After a crash, the insurance company will evaluate the damage and value. While the owner may think the vehicle is not in bad shape and repairs could bring it back to usable condition, the insurer may feel differently.

If the insurer believes the cost of repairs exceeds or is too close to the vehicle’s value, it will declare it a total loss.

The equation for totaled vehicles

To determine if there is a total loss, the insurer will consider the state of your vehicle before and after the accident along with the current market for the vehicle. The insurer will typically consider the cost of repairs and compare it to the value of your vehicle in its current state after the accident. If the cost of repairs is 75% or more of the cash value, which is how much your car was worth before the accident, it will be a total loss.

Owing money after a vehicle is totaled

After the insurer totals the vehicle, the owner may receive a payment for the actual cash value before the collision.

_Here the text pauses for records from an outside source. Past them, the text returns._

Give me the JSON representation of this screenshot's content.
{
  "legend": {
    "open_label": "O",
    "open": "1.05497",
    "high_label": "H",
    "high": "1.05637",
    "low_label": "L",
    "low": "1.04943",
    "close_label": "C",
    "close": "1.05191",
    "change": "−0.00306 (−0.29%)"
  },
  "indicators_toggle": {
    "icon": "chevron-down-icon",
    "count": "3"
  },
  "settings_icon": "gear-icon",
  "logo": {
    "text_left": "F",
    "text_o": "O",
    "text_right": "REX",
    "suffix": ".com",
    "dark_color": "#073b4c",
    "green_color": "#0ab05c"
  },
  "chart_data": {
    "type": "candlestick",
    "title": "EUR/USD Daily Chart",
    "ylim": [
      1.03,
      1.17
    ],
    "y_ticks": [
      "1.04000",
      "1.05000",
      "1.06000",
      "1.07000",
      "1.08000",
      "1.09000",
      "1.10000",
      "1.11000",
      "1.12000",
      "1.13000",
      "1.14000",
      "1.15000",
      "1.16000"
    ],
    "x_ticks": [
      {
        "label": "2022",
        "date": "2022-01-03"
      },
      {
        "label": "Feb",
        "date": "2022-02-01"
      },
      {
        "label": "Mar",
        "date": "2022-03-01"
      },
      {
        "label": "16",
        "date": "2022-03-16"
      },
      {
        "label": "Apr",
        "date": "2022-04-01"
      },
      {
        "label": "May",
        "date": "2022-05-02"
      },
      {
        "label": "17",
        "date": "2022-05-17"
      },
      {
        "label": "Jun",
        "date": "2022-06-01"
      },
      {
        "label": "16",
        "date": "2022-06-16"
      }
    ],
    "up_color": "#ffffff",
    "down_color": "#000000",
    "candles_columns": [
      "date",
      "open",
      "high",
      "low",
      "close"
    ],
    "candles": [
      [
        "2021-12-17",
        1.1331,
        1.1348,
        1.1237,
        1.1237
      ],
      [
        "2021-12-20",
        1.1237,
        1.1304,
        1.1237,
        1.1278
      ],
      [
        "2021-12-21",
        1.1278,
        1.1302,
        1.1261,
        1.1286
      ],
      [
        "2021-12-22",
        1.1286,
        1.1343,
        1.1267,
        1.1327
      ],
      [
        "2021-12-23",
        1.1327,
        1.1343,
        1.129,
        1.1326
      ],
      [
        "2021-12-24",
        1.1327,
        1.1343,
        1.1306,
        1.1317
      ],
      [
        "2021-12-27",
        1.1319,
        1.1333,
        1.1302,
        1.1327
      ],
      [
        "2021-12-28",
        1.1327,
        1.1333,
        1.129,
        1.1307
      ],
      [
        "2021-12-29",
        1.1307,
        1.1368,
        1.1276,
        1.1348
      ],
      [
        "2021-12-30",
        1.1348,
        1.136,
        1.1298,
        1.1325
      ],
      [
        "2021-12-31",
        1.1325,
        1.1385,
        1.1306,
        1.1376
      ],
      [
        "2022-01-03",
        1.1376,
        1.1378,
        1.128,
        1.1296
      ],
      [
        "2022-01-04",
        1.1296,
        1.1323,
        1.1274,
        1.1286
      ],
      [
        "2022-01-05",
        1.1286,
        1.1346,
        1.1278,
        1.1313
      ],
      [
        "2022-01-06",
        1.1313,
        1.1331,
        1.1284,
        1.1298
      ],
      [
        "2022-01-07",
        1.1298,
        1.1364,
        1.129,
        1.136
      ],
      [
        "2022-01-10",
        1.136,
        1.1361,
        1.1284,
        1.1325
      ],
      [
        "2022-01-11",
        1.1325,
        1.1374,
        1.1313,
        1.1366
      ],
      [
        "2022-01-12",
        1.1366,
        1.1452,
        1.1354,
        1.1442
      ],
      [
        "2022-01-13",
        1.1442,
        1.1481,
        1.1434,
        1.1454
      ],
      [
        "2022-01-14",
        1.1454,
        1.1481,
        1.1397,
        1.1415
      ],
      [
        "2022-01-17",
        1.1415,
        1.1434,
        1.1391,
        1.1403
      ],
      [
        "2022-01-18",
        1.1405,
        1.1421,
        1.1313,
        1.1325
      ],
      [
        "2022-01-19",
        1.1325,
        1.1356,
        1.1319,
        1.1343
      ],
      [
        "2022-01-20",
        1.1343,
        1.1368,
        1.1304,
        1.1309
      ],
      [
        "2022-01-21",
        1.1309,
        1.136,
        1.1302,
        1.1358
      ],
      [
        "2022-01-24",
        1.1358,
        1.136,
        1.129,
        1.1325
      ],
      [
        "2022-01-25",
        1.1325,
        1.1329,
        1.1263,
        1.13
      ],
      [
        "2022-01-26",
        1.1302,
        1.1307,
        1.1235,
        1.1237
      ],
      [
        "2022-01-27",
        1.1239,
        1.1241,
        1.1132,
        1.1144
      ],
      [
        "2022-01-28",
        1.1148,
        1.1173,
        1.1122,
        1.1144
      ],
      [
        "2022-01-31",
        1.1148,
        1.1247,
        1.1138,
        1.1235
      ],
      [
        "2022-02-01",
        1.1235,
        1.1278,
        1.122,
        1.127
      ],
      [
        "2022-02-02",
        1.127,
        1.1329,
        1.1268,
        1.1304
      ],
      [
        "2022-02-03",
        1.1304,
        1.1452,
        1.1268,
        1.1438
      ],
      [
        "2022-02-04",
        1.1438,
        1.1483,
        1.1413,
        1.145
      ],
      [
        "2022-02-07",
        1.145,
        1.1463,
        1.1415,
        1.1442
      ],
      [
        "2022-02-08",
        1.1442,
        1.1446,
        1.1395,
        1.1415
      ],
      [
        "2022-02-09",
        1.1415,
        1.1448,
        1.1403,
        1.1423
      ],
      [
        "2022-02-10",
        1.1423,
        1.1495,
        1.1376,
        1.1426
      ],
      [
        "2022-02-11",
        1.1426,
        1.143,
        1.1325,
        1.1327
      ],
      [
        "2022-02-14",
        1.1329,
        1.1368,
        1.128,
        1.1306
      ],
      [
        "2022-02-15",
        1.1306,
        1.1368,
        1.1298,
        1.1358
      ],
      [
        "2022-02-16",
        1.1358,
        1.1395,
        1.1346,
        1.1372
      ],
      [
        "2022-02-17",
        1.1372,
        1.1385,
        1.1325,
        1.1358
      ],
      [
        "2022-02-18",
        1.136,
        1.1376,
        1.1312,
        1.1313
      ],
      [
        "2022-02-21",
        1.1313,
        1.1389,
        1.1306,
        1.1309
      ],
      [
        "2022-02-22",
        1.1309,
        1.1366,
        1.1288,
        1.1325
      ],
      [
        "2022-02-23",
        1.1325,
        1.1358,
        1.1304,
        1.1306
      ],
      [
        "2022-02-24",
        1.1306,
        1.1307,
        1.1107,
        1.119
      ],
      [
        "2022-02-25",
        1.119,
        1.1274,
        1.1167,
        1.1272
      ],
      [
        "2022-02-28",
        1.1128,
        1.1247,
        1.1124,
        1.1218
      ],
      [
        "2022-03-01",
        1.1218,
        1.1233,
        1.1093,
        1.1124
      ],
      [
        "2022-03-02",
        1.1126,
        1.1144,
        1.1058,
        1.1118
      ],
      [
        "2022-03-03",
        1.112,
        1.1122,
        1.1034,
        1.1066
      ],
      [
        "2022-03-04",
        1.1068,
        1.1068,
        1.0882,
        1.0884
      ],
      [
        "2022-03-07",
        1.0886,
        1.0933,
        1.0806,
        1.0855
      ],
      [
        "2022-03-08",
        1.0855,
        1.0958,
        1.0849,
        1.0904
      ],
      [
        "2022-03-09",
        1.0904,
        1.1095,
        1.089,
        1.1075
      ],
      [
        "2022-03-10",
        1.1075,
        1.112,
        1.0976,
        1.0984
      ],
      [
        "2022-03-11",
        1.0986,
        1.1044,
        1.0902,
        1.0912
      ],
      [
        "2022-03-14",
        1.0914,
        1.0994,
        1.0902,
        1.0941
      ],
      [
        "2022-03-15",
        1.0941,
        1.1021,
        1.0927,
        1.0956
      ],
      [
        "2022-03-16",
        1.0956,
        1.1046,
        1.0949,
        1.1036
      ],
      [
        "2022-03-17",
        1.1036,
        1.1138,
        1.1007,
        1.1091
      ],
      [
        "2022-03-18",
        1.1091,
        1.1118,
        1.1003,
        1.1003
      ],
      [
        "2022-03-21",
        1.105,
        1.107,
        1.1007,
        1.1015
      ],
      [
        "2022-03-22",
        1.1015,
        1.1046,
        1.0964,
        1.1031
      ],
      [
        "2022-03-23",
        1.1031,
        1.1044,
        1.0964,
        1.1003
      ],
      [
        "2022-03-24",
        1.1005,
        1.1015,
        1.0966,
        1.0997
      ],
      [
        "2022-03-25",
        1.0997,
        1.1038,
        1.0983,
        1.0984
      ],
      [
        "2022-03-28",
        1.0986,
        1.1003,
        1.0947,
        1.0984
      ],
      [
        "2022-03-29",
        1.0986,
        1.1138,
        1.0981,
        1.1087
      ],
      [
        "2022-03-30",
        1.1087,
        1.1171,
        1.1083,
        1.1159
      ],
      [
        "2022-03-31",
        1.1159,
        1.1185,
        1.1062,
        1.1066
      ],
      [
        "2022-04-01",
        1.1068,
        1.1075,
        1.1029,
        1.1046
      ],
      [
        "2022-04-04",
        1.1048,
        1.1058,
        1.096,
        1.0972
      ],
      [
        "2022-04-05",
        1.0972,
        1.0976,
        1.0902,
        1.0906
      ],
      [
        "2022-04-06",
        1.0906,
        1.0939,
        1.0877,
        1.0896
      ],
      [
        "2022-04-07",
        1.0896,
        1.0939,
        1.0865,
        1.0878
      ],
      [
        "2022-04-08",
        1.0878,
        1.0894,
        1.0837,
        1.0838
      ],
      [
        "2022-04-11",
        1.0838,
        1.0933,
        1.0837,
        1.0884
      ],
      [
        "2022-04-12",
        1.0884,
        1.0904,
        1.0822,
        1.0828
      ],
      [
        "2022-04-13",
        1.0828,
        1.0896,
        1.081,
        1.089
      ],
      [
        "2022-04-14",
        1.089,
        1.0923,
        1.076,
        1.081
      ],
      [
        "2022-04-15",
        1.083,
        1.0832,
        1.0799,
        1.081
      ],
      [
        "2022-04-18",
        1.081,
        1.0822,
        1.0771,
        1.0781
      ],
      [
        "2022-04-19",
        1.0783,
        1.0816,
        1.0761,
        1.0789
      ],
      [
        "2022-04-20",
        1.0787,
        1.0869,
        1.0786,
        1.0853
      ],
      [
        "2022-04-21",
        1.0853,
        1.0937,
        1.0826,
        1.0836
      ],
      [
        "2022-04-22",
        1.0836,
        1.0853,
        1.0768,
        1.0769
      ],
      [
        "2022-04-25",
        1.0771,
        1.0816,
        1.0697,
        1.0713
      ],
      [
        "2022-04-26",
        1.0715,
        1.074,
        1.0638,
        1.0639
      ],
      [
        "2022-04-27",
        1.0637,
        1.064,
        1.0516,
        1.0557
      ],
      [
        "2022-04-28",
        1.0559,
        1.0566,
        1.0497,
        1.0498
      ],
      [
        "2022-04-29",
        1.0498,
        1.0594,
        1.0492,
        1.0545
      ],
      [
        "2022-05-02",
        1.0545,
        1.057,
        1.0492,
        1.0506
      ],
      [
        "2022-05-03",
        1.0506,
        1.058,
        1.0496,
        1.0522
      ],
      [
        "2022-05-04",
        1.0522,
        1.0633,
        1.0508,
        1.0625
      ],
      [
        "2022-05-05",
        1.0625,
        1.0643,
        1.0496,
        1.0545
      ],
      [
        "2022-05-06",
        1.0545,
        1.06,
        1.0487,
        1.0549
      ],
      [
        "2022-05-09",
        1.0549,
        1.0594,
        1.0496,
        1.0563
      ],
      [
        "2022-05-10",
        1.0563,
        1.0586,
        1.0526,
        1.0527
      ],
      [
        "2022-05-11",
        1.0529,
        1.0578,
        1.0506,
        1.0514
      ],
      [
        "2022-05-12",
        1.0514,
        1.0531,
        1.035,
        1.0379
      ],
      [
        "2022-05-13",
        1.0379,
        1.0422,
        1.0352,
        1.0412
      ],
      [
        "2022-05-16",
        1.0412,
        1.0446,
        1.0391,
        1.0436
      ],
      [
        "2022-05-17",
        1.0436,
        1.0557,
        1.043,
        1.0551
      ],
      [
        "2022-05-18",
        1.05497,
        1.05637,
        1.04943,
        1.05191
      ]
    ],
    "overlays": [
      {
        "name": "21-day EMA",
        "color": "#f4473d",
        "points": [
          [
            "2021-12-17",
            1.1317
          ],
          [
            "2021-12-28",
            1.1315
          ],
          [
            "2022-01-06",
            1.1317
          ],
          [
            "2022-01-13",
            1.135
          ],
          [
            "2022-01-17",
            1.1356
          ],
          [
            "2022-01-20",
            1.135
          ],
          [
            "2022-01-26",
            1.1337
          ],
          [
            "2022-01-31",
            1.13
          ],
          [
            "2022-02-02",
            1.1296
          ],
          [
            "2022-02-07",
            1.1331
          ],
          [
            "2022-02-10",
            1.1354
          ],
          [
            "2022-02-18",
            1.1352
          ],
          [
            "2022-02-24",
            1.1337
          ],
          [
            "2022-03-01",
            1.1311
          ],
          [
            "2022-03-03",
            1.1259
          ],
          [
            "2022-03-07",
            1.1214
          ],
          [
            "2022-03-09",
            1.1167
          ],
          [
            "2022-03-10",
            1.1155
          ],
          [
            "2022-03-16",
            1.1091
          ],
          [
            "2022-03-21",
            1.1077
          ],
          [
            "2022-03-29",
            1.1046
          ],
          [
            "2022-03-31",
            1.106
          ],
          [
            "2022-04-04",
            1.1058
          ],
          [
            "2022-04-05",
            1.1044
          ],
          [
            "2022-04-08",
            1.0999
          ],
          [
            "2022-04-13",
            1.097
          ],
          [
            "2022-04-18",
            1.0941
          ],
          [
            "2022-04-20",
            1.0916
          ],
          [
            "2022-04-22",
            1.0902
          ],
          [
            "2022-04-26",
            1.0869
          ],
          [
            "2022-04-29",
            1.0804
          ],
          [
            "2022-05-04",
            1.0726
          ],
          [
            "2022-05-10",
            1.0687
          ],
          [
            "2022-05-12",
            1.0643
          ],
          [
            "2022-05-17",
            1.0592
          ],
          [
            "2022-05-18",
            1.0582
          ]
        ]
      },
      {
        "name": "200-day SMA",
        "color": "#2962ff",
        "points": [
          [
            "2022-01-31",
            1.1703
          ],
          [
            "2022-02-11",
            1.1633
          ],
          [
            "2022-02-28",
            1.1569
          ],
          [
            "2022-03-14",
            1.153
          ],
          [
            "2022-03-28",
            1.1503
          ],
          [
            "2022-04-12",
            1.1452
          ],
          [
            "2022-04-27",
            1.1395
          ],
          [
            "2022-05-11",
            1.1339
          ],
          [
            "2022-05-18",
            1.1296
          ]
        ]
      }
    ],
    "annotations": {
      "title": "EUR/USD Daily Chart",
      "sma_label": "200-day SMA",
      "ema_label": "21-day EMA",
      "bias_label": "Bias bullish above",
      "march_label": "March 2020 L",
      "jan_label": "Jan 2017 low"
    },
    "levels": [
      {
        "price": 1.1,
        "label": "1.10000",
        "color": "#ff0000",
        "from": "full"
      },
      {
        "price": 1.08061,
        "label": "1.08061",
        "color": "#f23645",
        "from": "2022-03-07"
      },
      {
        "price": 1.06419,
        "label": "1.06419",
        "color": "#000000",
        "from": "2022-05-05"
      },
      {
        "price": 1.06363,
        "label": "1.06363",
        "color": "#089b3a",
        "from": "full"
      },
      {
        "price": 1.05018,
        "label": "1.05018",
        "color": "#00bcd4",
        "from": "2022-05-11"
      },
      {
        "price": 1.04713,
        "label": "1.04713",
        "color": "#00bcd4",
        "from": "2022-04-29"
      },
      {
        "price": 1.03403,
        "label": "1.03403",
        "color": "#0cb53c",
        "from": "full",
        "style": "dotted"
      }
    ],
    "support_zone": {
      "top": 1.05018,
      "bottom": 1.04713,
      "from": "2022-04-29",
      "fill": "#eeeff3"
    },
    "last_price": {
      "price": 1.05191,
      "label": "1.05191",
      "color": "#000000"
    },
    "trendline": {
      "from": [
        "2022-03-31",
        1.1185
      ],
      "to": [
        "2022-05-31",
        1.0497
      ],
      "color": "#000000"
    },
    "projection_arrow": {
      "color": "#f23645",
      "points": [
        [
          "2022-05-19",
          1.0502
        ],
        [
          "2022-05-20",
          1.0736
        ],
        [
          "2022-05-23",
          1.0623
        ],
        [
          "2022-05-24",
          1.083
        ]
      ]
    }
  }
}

Many owners have loans on their vehicles, and the insurer may pay this directly to the lienholder.

If the owner owes more than the vehicle is worth, it may mean there is no money remaining to put a new down payment on a new vehicle. Moreover, the owner may still need to repay the loan balance. The lender could make the payment due immediately because the car is no longer operating. The lender also might roll the amount into a loan on a new vehicle.

Legal action might be the best option

A personal injury lawsuit might be the best option for accident victims. An attorney also can represent the vehicle owner if there is a dispute with the insurance company or to recover damages from the negligent driver.